On Monday, Twin Cities actor and writer Sha Cage won an Ivey award for her outstanding performance last fall as a drone fighter pilot in George Brant's "Grounded." On Thursday, Cage previewed "U/G/L/Y," another solo show, but one she crafted herself from family stories and interviews with women about what they see when they look in the mirror.

The one-act, directed by her husband, E.G. Bailey, and playing at the Guthrie Theater's Dowling Studio through Sunday, is a milestone show that keeps company with Ntozake Shange's landmark "For Colored Girls Who've Considered Suicide When the Rainbow Is Enuf" and Kirsten Child's playful "The Bubbly Black Girl Sheds Her Chameleon Skin."

"U/G/L/Y" is not pitched to particular audiences, although it is clearly grounded in Cage's history and the genealogy of strong family women she lays out in the show.

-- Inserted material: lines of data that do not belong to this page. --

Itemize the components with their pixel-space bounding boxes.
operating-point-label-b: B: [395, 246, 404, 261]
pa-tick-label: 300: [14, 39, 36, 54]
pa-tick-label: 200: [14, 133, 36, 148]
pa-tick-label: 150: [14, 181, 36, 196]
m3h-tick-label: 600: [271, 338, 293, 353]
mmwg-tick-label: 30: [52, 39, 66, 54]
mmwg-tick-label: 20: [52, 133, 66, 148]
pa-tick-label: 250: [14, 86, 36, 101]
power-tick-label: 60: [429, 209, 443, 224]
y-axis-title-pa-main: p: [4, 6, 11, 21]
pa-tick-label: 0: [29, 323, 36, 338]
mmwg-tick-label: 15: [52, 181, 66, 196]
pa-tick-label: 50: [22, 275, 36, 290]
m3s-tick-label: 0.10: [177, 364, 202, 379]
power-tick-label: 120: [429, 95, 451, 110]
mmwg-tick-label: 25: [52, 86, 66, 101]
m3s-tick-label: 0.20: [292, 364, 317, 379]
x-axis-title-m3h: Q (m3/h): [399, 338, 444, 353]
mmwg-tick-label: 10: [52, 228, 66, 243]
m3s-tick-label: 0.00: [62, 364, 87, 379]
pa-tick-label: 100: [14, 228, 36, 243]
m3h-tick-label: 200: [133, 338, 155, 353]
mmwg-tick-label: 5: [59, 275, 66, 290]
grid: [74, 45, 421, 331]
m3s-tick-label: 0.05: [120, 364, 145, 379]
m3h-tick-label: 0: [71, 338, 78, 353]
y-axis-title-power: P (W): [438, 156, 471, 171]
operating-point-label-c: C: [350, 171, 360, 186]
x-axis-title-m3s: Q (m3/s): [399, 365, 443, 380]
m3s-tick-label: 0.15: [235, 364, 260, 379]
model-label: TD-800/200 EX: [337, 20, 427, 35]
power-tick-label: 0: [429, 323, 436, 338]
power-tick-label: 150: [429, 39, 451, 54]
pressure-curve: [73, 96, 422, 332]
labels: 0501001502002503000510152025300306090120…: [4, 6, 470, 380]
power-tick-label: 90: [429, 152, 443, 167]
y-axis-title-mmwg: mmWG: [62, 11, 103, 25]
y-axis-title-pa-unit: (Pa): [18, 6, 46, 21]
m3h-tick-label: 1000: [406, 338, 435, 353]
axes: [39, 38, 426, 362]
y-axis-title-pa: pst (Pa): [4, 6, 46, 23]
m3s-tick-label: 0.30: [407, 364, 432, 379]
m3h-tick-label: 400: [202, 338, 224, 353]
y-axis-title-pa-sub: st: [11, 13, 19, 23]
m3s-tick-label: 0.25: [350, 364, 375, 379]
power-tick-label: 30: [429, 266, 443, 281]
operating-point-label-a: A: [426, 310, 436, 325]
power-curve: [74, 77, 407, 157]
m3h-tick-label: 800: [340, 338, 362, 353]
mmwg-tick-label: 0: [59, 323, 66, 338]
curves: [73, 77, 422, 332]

Cage is an African-American artist from the rural South, but hers is a broader piece about the psychic costs of beauty standards through the centuries that are now enforced by Hollywood and media. (The production uses video images by Sherine Onukwuwe, including women with bound feet, prodigious behinds and vitiligo.)

Nor is this a bitter rant against the unfairness of it all. In an age of social media self-promotion — over-sharing that sometimes reinforces the archetypes she seeks to escape — "U/G/L/Y" is delivered without affect. This honesty, and some humor, makes it a moving and necessary piece of theater, not simply for the women snapping fingers in agreement at Thursday's preview, but also for all who care to understand.

The enacted stories include one about a young lady who dreams of her Prince Charming (a Mandingo one) before the dream is shattered. Another vignette involves Cage as a silent screen figure, with long, oversized shoes, coming out to entertain. Then there's the woman whose boyfriend would not let her go, and who, three years after they last dated, meets him again with tragic consequences.

Accompanied by violinist Katherine Pehrson, Cage performs on a mostly bare stage that is evocatively lit by Michael Wangen. The two performers have a playful interaction that also points to the occasional levity in a show that begins in the shadows near a shrine of herbs and African masks. There, Cage, under a blanket, rises from the ground. Her movements are labored as she struggles, limb by malformed limb, to shed her wrapping. She could be a mythical creature rising from the sea, or a homeless person waking in Minneapolis.

That image presents a metaphor for the show's themes. What follows is a powerful and, at times, elegantly beautiful exploration of the struggle to be one's true, honest self.